In order to test the idea that sewerage discharges were the source of the plastic discharges, the team worked with a local authority in New South Wales, Australia.

“We found exactly the same proportion of plastics,” Dr Browne revealed, which led the team to conclude that their suspicions had been correct.

As a result, Dr Browne his colleague Professor Richard Thompson from the University of Plymouth, UK carried out a number of experiments to see what fibres were contained in the water discharge from washing machines.

“We were quite surprised. Some polyester garments released more than 1,900 fibres per garment, per wash,” Dr Browne observed.

“It may not sound like an awful lot, but if that is from a single item from a single wash, it shows how things can build up.

“It suggests to us that a large proportion of the fibres we were finding in the environment, in the strongest evidence yet, was derived from the sewerage as a consequence from washing clothes.”

Source: BBC News

It appears that regardless of the visible plastic that pollutes the oceans, regardless of how much plastic we recycle, there is a greater threat that has existed longer.

Your laundry, your washing machine, it turns out,  is one of the greatest dangers to mankind.
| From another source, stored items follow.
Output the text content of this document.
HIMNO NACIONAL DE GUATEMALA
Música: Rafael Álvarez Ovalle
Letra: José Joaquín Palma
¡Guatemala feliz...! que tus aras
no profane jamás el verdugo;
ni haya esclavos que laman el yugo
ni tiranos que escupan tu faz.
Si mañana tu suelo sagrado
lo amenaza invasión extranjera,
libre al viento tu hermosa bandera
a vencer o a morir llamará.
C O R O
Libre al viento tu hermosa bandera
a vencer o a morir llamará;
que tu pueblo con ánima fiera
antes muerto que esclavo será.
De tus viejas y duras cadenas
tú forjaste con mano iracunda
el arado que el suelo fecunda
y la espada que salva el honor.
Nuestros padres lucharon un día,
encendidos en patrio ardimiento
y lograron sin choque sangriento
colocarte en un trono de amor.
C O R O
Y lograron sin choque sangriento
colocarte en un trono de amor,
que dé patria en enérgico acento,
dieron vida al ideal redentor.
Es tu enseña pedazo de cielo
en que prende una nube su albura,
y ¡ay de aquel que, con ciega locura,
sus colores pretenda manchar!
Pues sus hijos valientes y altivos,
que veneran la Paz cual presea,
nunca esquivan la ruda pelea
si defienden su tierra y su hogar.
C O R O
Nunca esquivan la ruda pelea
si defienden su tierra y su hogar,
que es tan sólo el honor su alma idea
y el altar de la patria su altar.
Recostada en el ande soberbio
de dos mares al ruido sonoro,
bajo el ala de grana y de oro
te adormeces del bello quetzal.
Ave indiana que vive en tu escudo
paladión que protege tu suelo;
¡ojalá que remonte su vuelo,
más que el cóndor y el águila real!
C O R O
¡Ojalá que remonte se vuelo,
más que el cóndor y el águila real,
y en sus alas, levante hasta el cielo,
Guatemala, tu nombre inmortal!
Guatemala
Microplastic entering the sea, eaten by fish, we eat the fish whose metabolism has been altered by the plastic.

This is the strongest argument that I have seen for a return to 100% natural fibres and a return to hand washing. Remember the days when the washing water was used to water the garden and wasn’t wasted down the sewer.

Once again mankind in his rush to make life easier with washing machines and synthetic fibres has damaged the natural balance of the eco-system, perhaps beyond recovery.

Imagine: 7,000,000,000 people washing a shirt a day means that each week we potentially pour 93.1 quadrillion pieces of microplastic into the rivers and sewers of the world, and we haven’t even discussed socks, underwear and trousers. That’s 4.74 quintillion a year; I can’t even imagine a number that large, I don’t even know if quintillion exists…


It does, I just checked, Rubik’s Cube has 43 quintillion +/- possible combinations.